Aims This study determined if combined treatment with the muscarinic receptor (MR) antagonist solifenacin and the β3‐adrenergic receptor (AR) agonist mirabegron could inhibit detrusor overactivity induced by cold stress in spontaneously hypertensive rats (SHRs). Methods Thirty‐two female 10‐week‐old SHRs were fed an 8% NaCl‐supplemented diet for 4 weeks. Cystometric measurements of the unanesthetized, unrestricted rats were performed at room temperature (RT, 27 ± 2°C) for 20 min. The rats were then intravenously administered vehicle, 0.1 mg/kg solifenacin alone, 0.1 mg/kg mirabegron alone, or the combination of 0.1 mg/kg mirabegron and 0.1 mg/kg solifenacin (n = 8 each group).
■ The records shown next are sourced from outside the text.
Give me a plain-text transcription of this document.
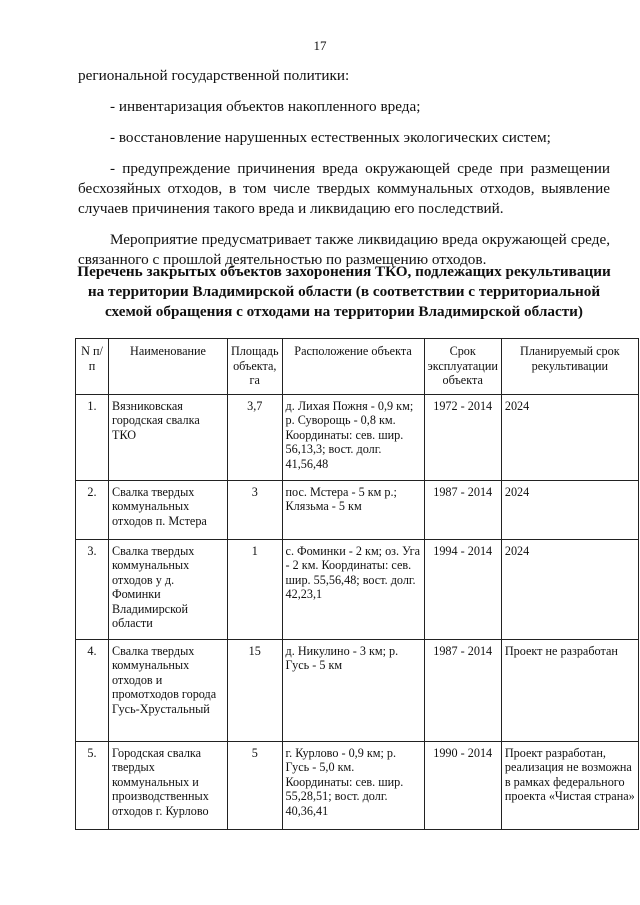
17

региональной государственной политики:

- инвентаризация объектов накопленного вреда;

- восстановление нарушенных естественных экологических систем;

- предупреждение причинения вреда окружающей среде при размещении бесхозяйных отходов, в том числе твердых коммунальных отходов, выявление случаев причинения такого вреда и ликвидацию его последствий.

Мероприятие предусматривает также ликвидацию вреда окружающей среде, связанного с прошлой деятельностью по размещению отходов.

Перечень закрытых объектов захоронения ТКО, подлежащих рекультивации на территории Владимирской области (в соответствии с территориальной схемой обращения с отходами на территории Владимирской области)
N п/п	Наименование	Площадь объекта, га	Расположение объекта	Срок эксплуатации объекта	Планируемый срок рекультивации
1.	Вязниковская городская свалка ТКО	3,7	д. Лихая Пожня - 0,9 км; р. Суворощь - 0,8 км. Координаты: сев. шир. 56,13,3; вост. долг. 41,56,48	1972 - 2014	2024
2.	Свалка твердых коммунальных отходов п. Мстера	3	пос. Мстера - 5 км р.; Клязьма - 5 км	1987 - 2014	2024
3.	Свалка твердых коммунальных отходов у д. Фоминки Владимирской области	1	с. Фоминки - 2 км; оз. Уга - 2 км. Координаты: сев. шир. 55,56,48; вост. долг. 42,23,1	1994 - 2014	2024
4.	Свалка твердых коммунальных отходов и промотходов города Гусь-Хрустальный	15	д. Никулино - 3 км; р. Гусь - 5 км	1987 - 2014	Проект не разработан
5.	Городская свалка твердых коммунальных и производственных отходов г. Курлово	5	г. Курлово - 0,9 км; р. Гусь - 5,0 км. Координаты: сев. шир. 55,28,51; вост. долг. 40,36,41	1990 - 2014	Проект разработан, реализация не возможна в рамках федерального проекта «Чистая страна»
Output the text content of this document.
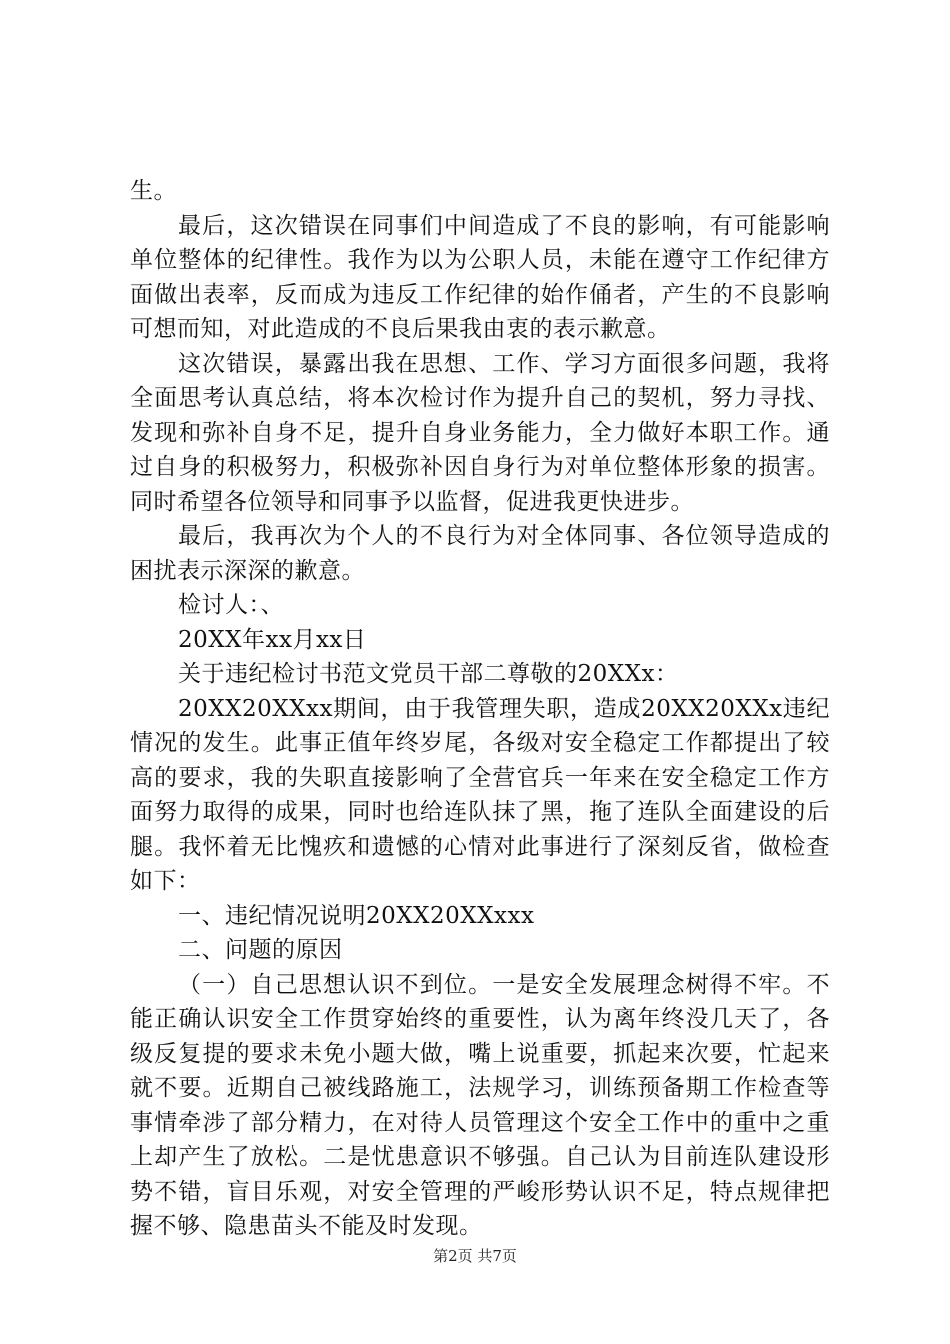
生。

最后，这次错误在同事们中间造成了不良的影响，有可能影响单位整体的纪律性。我作为以为公职人员，未能在遵守工作纪律方面做出表率，反而成为违反工作纪律的始作俑者，产生的不良影响可想而知，对此造成的不良后果我由衷的表示歉意。

这次错误，暴露出我在思想、工作、学习方面很多问题，我将全面思考认真总结，将本次检讨作为提升自己的契机，努力寻找、发现和弥补自身不足，提升自身业务能力，全力做好本职工作。通过自身的积极努力，积极弥补因自身行为对单位整体形象的损害。同时希望各位领导和同事予以监督，促进我更快进步。

最后，我再次为个人的不良行为对全体同事、各位领导造成的困扰表示深深的歉意。

检讨人：、

20XX年xx月xx日

关于违纪检讨书范文党员干部二尊敬的20XXx：

20XX20XXxx期间，由于我管理失职，造成20XX20XXx违纪情况的发生。此事正值年终岁尾，各级对安全稳定工作都提出了较高的要求，我的失职直接影响了全营官兵一年来在安全稳定工作方面努力取得的成果，同时也给连队抹了黑，拖了连队全面建设的后腿。我怀着无比愧疚和遗憾的心情对此事进行了深刻反省，做检查如下：

一、违纪情况说明20XX20XXxxx

二、问题的原因

（一）自己思想认识不到位。一是安全发展理念树得不牢。不能正确认识安全工作贯穿始终的重要性，认为离年终没几天了，各级反复提的要求未免小题大做，嘴上说重要，抓起来次要，忙起来就不要。近期自己被线路施工，法规学习，训练预备期工作检查等事情牵涉了部分精力，在对待人员管理这个安全工作中的重中之重上却产生了放松。二是忧患意识不够强。自己认为目前连队建设形势不错，盲目乐观，对安全管理的严峻形势认识不足，特点规律把握不够、隐患苗头不能及时发现。

第2页 共7页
Five minutes later, the treated rats were exposed to low temperature (LT, 4 ± 2°C) for 40 min. Finally, the rats were returned to RT. After the cystometric investigations, the β3‐ARs and M3‐MRs expressed within the urinary bladders were analyzed. Results Just after transfer from RT to LT, vehicle‐, solifenacin‐, and mirabegron‐treated SHRs exhibited detrusor overactivity that significantly decreased voiding interval and bladder capacity. However, treatment with the combination of solifenacin and mirabegron partially inhibited the cold stress‐induced detrusor overactivity patterns. The decreases of voiding interval and bladder capacity in the combination‐treated rats were significantly inhibited compared to other groups. Within the urinary bladders, there were no differences between expression levels of M3‐MR and β3‐AR mRNA. The tissue distribution of M3‐MRs was similar to that of the β3‐ARs. Conclusions This study suggested that the combination of solifenacin and mirabegron act synergistically to inhibit the cold stress‐induced detrusor overactivity in SHRs. Neurourol. Urodynam. 36:1026–1033, 2017. © 2016 The Authors. Neurourology and Urodynamics Published by Wiley Periodicals, Inc.